Smart Pointers, Dumb Programmers

2006-11-09Comments

The class I’d just written seemed to be working just fine. But when I ran my unit tests I realised I’d made a silly mistake.

Failure to Reset

The test_reset() unit test was failing. This test exercised the following function:

void
Source::reset()
{
    ....
    sink.reset();
}

Here, sink points to a Sink instance which should be reset every time the Source instance gets reset. My test showed that Sink::reset() wasn’t getting called.

Obviously it wasn’t getting called because sink is a pointer and I hadn’t dereferenced it. Once the defect had been found, the fix was trivial:

void
Source::reset()
{
    ....
    sink->reset();
}

However did it compile?

Surely this bug should have been caught at compile time? You can’t use member access syntax on a pointer. Even if the test now passed, further investigation was needed.

Further Investigation

Here’s the declaration of sink:

class Source
{
    ....
private:
    std::auto_ptr<Sink> sink;
};

Look! It’s a smart pointer, not a raw one — in this case a std::auto_ptr which owns the dynamically allocated Sink instance and deletes it when we’re done.

So, sink.reset() should compile: it calls std::auto_ptr<Sink>::reset() instead of Sink::reset() and destroys our owned sink instance prematurely. (You can view the auto_ptr documentation here.)

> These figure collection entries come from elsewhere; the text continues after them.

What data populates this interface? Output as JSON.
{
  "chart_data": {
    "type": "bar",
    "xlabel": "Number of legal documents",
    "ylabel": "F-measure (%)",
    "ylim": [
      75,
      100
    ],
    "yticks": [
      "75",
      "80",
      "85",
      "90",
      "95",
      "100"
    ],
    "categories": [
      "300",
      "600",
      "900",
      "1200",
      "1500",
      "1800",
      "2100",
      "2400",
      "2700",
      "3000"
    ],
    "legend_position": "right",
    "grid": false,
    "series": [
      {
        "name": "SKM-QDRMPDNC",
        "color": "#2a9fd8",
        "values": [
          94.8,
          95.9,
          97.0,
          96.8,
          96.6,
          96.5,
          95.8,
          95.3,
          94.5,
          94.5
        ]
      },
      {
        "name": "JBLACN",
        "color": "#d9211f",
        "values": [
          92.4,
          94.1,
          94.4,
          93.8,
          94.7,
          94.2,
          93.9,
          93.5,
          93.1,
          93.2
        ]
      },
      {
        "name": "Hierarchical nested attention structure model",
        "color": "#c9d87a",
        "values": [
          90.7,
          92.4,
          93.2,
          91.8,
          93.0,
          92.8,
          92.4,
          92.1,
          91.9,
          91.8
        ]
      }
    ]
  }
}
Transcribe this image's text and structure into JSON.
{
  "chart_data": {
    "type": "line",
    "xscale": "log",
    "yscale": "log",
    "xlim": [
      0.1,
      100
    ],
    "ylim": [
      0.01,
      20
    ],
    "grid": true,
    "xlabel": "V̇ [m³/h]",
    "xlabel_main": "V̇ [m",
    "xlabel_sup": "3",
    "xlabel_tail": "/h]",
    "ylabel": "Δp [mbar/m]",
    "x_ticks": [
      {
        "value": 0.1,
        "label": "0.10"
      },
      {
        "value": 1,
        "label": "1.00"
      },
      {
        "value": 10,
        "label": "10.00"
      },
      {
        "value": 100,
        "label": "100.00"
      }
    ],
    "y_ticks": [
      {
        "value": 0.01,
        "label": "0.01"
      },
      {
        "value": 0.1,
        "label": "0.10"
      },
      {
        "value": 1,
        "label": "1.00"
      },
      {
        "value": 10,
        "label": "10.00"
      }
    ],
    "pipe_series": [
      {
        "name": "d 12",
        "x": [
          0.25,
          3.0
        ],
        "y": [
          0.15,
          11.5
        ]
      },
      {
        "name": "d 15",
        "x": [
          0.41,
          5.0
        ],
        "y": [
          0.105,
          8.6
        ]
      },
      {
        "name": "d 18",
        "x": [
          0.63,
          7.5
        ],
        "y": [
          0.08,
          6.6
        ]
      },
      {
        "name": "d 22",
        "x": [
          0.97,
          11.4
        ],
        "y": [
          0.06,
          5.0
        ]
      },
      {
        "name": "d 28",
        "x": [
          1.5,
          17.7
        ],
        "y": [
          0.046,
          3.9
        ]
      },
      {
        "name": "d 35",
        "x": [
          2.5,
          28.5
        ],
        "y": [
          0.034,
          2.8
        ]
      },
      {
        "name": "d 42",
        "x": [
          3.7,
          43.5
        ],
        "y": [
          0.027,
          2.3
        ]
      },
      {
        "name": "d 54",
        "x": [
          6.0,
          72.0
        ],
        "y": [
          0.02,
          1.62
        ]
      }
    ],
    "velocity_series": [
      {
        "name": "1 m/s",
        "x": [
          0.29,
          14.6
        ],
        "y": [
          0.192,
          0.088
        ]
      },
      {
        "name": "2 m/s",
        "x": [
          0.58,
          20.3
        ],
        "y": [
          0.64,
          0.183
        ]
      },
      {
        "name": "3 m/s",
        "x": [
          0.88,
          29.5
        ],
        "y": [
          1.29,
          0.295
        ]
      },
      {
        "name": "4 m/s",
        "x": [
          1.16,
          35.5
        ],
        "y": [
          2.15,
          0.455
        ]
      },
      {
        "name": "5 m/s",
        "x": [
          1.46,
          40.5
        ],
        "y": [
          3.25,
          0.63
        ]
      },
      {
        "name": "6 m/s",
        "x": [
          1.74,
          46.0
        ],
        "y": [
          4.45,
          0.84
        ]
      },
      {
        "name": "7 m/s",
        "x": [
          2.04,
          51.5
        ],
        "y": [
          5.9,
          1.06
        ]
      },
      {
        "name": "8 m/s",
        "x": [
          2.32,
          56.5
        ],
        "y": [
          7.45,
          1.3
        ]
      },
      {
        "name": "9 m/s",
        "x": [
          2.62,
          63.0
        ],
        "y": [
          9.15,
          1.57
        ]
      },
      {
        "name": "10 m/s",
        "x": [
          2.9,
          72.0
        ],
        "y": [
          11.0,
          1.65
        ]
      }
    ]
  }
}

This is a nasty defect which might well have caused considerable trouble if it hadn’t been exposed early by a unit test.

Lessons Learned

  1. Simple tests can expose nasty bugs.
  2. Compilers don’t catch all defects.
  3. Namespaces don’t stop you calling the wrong function.
  4. Smart pointers can be subtle.
  5. Smart programmers write unit tests.